L’Europe ne manque ni d’idées, ni de chercheurs, ni de start-ups innovantes. Mais elle peine encore à transformer suffisamment ses innovations en entreprises capables de grandir et de devenir des leaders mondiaux.

Alors que la Commission présente aujourd’hui une réforme des règles européennes de marchés publics ainsi que son European Innovation Act, Yvan Verougstraete appelle à changer de logique : la commande publique ne doit pas seulement acheter ce qui existe déjà. Elle doit aussi contribuer à faire émerger les solutions et les entreprises de demain.

« Nous investissons beaucoup dans la recherche et l’innovation, mais nous ne donnons pas toujours à ceux qui innovent les moyens de passer du laboratoire au marché.
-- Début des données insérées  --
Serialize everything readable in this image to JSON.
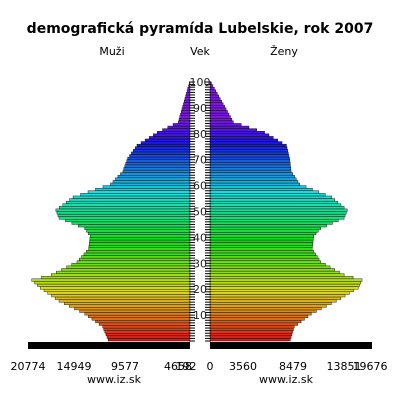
{
  "chart_data": {
    "type": "bar",
    "orientation": "horizontal-population-pyramid",
    "title": "demografická pyramída Lubelskie, rok 2007",
    "left_label": "Muži",
    "center_label": "Vek",
    "right_label": "Ženy",
    "age_labels": [
      "10",
      "20",
      "30",
      "40",
      "50",
      "60",
      "70",
      "80",
      "90",
      "100"
    ],
    "male_ticks": [
      "20774",
      "14949",
      "9577",
      "4658",
      "192"
    ],
    "female_ticks": [
      "0",
      "3560",
      "8479",
      "13851",
      "19676"
    ],
    "watermark_left": "www.iz.sk",
    "watermark_right": "www.iz.sk",
    "bottom_bar_color": "#000000",
    "age_range": [
      0,
      100
    ],
    "male_max": 20774,
    "female_max": 19676,
    "males": [
      {
        "age": 0,
        "value": 10500
      },
      {
        "age": 5,
        "value": 11200
      },
      {
        "age": 10,
        "value": 13500
      },
      {
        "age": 15,
        "value": 16800
      },
      {
        "age": 20,
        "value": 19200
      },
      {
        "age": 23,
        "value": 20300
      },
      {
        "age": 25,
        "value": 17800
      },
      {
        "age": 30,
        "value": 14500
      },
      {
        "age": 35,
        "value": 13000
      },
      {
        "age": 40,
        "value": 12800
      },
      {
        "age": 43,
        "value": 13500
      },
      {
        "age": 47,
        "value": 16800
      },
      {
        "age": 50,
        "value": 17200
      },
      {
        "age": 55,
        "value": 15000
      },
      {
        "age": 60,
        "value": 10200
      },
      {
        "age": 65,
        "value": 8600
      },
      {
        "age": 70,
        "value": 8000
      },
      {
        "age": 75,
        "value": 6800
      },
      {
        "age": 80,
        "value": 4200
      },
      {
        "age": 84,
        "value": 1500
      },
      {
        "age": 100,
        "value": 0
      }
    ],
    "females": [
      {
        "age": 0,
        "value": 10300
      },
      {
        "age": 5,
        "value": 10800
      },
      {
        "age": 10,
        "value": 13000
      },
      {
        "age": 15,
        "value": 16200
      },
      {
        "age": 20,
        "value": 19000
      },
      {
        "age": 23,
        "value": 19500
      },
      {
        "age": 25,
        "value": 17200
      },
      {
        "age": 30,
        "value": 14200
      },
      {
        "age": 35,
        "value": 13100
      },
      {
        "age": 40,
        "value": 13300
      },
      {
        "age": 43,
        "value": 14200
      },
      {
        "age": 47,
        "value": 17200
      },
      {
        "age": 50,
        "value": 17600
      },
      {
        "age": 55,
        "value": 15600
      },
      {
        "age": 60,
        "value": 11500
      },
      {
        "age": 65,
        "value": 10400
      },
      {
        "age": 70,
        "value": 10200
      },
      {
        "age": 75,
        "value": 9800
      },
      {
        "age": 80,
        "value": 7000
      },
      {
        "age": 84,
        "value": 3000
      },
      {
        "age": 100,
        "value": 0
      }
    ]
  }
}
Nos marchés publics peuvent être un formidable premier client pour nos PME et nos start-ups. »

Pour Yvan Verougstraete, trois priorités doivent guider cette nouvelle approche :

→ Simplifier l’accès aux marchés publics, en particulier pour les PME et les start-ups innovantes, afin que la complexité administrative ne soit pas un obstacle à leur développement.

→ Permettre aux pouvoirs publics de tester et d’acheter plus facilement des solutions innovantes, notamment grâce à la nouvelle procédure d’« innovation challenge » annoncée par la Commission.

→ Introduire une préférence européenne ciblée pour les achats publics de R&D, afin qu’une partie de la valeur créée grâce aux investissements publics bénéficie à l’économie européenne et permette à nos entreprises de changer d’échelle.

« Le Made in Europe ne doit pas seulement signifier produire en Europe. Il doit aussi signifier inventer, tester, acheter et faire grandir en Europe. »

Pour Yvan Verougstraete, cette évolution ne signifie pas fermer les marchés publics européens à la concurrence internationale. Elle signifie utiliser intelligemment la puissance d’achat du marché européen pour renforcer notre innovation, notre industrie et notre compétitivité.

« Nous avons un marché de 450 millions de consommateurs. Utilisons aussi nos marchés publics pour donner à nos entreprises innovantes les premiers clients dont elles ont besoin pour devenir les champions européens de demain. Acheter européen est sans nul doute plus efficace que n’importe quel subside » conclut l’Eurodéputé Yvan Verougstraete.